Jesus and His Contemporaries
, 437–56.

Although many contemporary scholars would agree with me that the use of the title
Son of Man can be traced to the historical Jesus, there remains a great deal of debate
over how many, and which, of the Son of Man sayings are authentic. Mark indicates
three primary functions of Jesus’s interpretation of this obscure title. First, it
is used in the descriptions of a future figure that comes in judgment (Mark 8:38,
13:26, 14:62). Second, it is used when speaking of Jesus’s expected suffering and
death (Mark 8:31, 9:12, 10:33). And finally, there are a number of passages in which
the Son of Man is presented as an earthly ruler with the authority to forgive sins
(Mark 2:10, 2:28). Of these three, perhaps the second is most influential in Mark.

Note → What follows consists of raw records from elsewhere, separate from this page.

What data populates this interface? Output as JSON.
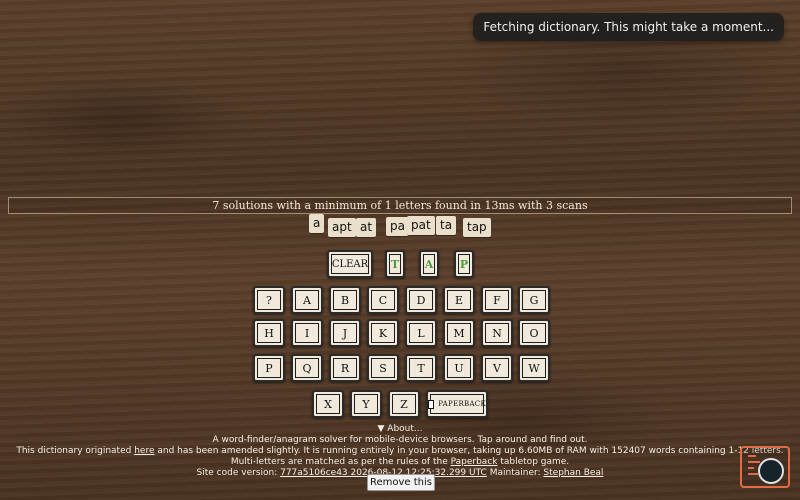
{
  "toast": {
    "text": "Fetching dictionary. This might take a moment..."
  },
  "status": {
    "text": "7 solutions with a minimum of 1 letters found in 13ms with 3 scans"
  },
  "words": [
    "a",
    "apt",
    "at",
    "pa",
    "pat",
    "ta",
    "tap"
  ],
  "controls": {
    "clear_label": "CLEAR",
    "selected_letters": [
      "T",
      "A",
      "P"
    ],
    "paperback_label": "PAPERBACK"
  },
  "keyboard": {
    "row1": [
      "?",
      "A",
      "B",
      "C",
      "D",
      "E",
      "F",
      "G"
    ],
    "row2": [
      "H",
      "I",
      "J",
      "K",
      "L",
      "M",
      "N",
      "O"
    ],
    "row3": [
      "P",
      "Q",
      "R",
      "S",
      "T",
      "U",
      "V",
      "W"
    ],
    "row4": [
      "X",
      "Y",
      "Z"
    ]
  },
  "about": {
    "toggle_label": "▼ About...",
    "desc": "A word-finder/anagram solver for mobile-device browsers. Tap around and find out.",
    "origin_prefix": "This dictionary originated ",
    "origin_link": "here",
    "origin_suffix": " and has been amended slightly. It is running entirely in your browser, taking up 6.60MB of RAM with 152407 words containing 1-12 letters.",
    "multi_prefix": "Multi-letters are matched as per the rules of the ",
    "multi_link": "Paperback",
    "multi_suffix": " tabletop game.",
    "site_prefix": "Site code version: ",
    "site_version": "777a5106ce43 2026-08-12 12:25:32.299 UTC",
    "maintainer_prefix": " Maintainer: ",
    "maintainer": "Stephan Beal"
  },
  "remove_label": "Remove this",
  "icons": {
    "corner_logo": "app-logo-icon",
    "corner_circle": "ghost-avatar-icon"
  },
  "colors": {
    "selected_letter": "#4d9b3f",
    "wood_base": "#4b3322",
    "tile": "#eadfca"
  }
}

Some scholars, including Hermann Samuel Reimarus,
The Goal of Jesus and His Disciples
(Leiden, Netherlands: Brill, 1970),
accept the historicity only of the noneschatological, so-called lowly sayings. Others,
including Barnabas Lindars,
Jesus Son of Man
(London: SPCK Publishing, 1983), accept as authentic only those among the “sayings
traditions” (
Q
and Mark) that reproduce the underlying
bar enasha
idiom (there are nine of them) as a mode of self-reference. Still others believe
only the apocalyptic sayings to be authentic: “The authentic passages are those in
which the expression is used in that apocalyptic sense which goes back to Daniel,”
writes Albert Schweitzer,
The Quest of the Historical Jesus
(New York: Macmillan, 1906), 283. And of course there are those scholars who reject
nearly all of the Son of Man sayings as inauthentic. Indeed, that was more or less
the conclusion of the famed “Jesus Seminar” conducted by Robert W. Funk and Roy W.
Hoover,
The Five Gospels: The Search for the Authentic Words of Jesus
(New York: Polebridge Press, 1993). A comprehensive analysis of the centuries-long
debate about the Son of Man is provided by Delbert Burkett in his indispensable monograph
The Son of Man Debate
(New York: Cambridge University Press, 1999). An interesting comment by Burkett is
that the Gnostics apparently understood “son” literally, believing that Jesus was
stating his filial relation to the gnostic “aeon” or god Anthropos, or “Man.”